Black Cadillac: a tessere le trame sonora, stavolta, è Waters alle tastiere che sfodera tutta la sua ispirazione jazz. Dal canto suo McNally risponde a suon di blues, citando anche Johnny Cash, e sonorità tipicamente americane. Solo dal titolo della canzone i Blues Brothers ne sarebbero entusiasti!
Blackout: le note si fanno leggermente più cupe ed inquietanti, lente ed inesorabili procedono come un viaggio nel deserto di notte. In un’atmosfera che ricorda dunque i Doors più oscuri il brano avanza quasi sussurrato come il vento tra le dune sabbiose.

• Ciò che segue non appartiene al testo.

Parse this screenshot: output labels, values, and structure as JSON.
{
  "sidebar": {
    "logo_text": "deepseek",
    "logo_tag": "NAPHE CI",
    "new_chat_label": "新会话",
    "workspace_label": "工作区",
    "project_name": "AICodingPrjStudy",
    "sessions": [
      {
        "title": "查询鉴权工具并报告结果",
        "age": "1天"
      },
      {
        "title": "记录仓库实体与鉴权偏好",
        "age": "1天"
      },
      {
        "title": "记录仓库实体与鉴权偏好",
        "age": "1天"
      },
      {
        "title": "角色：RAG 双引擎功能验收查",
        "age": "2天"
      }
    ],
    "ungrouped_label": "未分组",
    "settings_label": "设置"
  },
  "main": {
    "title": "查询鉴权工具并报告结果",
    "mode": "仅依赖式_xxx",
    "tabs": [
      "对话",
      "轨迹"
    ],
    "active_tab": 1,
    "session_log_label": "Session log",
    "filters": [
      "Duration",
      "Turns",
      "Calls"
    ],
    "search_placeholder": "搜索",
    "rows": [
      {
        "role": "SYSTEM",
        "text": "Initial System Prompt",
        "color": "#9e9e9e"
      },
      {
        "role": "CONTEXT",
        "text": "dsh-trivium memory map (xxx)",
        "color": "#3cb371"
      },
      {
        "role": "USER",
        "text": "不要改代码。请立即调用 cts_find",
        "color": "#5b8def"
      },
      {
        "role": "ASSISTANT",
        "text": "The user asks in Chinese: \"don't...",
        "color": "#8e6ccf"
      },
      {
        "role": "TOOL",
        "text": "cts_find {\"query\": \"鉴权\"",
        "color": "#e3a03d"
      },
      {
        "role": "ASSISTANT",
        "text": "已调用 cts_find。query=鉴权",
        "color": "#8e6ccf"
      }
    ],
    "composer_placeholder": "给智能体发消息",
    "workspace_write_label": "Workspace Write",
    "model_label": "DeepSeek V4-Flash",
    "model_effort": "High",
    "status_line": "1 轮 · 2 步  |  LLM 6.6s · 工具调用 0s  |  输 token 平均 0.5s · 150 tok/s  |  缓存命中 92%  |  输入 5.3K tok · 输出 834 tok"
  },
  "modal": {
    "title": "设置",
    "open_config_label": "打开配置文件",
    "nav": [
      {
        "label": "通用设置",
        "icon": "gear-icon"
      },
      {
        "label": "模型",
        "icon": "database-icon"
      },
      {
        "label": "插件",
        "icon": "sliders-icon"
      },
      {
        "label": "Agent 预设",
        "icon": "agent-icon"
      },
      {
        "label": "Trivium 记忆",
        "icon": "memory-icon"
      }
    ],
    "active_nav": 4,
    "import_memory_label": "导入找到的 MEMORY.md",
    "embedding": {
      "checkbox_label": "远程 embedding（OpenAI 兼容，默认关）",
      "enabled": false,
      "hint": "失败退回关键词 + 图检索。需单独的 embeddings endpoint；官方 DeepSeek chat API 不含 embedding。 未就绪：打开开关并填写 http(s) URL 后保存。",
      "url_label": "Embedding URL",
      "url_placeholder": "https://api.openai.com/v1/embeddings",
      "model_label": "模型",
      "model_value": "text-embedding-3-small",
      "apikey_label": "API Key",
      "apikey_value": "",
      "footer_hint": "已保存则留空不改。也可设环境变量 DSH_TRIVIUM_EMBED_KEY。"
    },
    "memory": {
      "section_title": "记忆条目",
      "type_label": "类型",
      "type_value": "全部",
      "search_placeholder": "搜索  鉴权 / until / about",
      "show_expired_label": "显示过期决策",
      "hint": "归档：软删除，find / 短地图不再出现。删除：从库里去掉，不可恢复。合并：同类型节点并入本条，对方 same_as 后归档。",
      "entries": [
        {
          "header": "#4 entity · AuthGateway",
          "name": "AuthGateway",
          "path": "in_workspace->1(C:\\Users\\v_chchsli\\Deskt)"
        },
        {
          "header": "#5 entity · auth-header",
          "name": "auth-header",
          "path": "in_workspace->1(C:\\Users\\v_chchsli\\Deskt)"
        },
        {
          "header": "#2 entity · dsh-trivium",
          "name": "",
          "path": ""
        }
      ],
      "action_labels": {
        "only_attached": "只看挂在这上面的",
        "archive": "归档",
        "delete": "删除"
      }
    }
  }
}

Don’t Cross The River: si ritorna a sonorità più allegre, sfruttando anche gli armonici artificiali, che faranno ricordare subito i Lynyrd Skynyrd più scanzonati.
Anche qui ritornano inoltre i protagonisti “preferiti” di William Shakespeare, Romeo e Giulietta. Mia cara ragazza però, per favore, “non attraversare il fiume” questa la “preghiera” del pezzo!
Cheap Rings: se Neil Diamond in “Solitary Man” cantava di “un anello di carta”, qui il duo parla invece di anelli economici. A voi le amare considerazioni mentre questo pezzo sfuma delicatamente.
Watch Your Mouth: accordi acustici ed armonici artificiali ritornano ancora grazie alle sapienti dita di McNally che, anche qui, lascia che la sua voce blues si perda nei baci di un ricordo lontano e dolce.
Scommetto che chiunque, ascoltando questa canzone, potrebbe ricordare un punto particolare. Un bacio non dato oppure una parola non detta. Meditate.
Night Much Deeper: una ragazza incontrata di notte, a volte basta solo questo semplice “attacco” per far partire una canzone non trovate? Tra le sonorità tanto care a Bob Seger e Waylon Jennings assieme ad un po’ di piano da saloon poi, il gioco è praticamente fatto!
Show’s Over: sinceramente non avrei saputo trovare una conclusione più degna!
Giudizio sintetico: al momento non credo che in Italia i due abbiano ancora ricevuto il giusto riconoscimento, ma i presenti al Pink Floyd Day di Trento credo che abbiano diffuso il verbo. Si tratta di un disco impregnato di blues, di ricordi, di jazz, di vita on the road, di esperienze diverse che si incontrano, di varie ispirazioni. Insomma, un album davvero completo e sognante. Gustatevelo seduti comodamente davanti al fuoco con un bicchiere di quello buono in mano!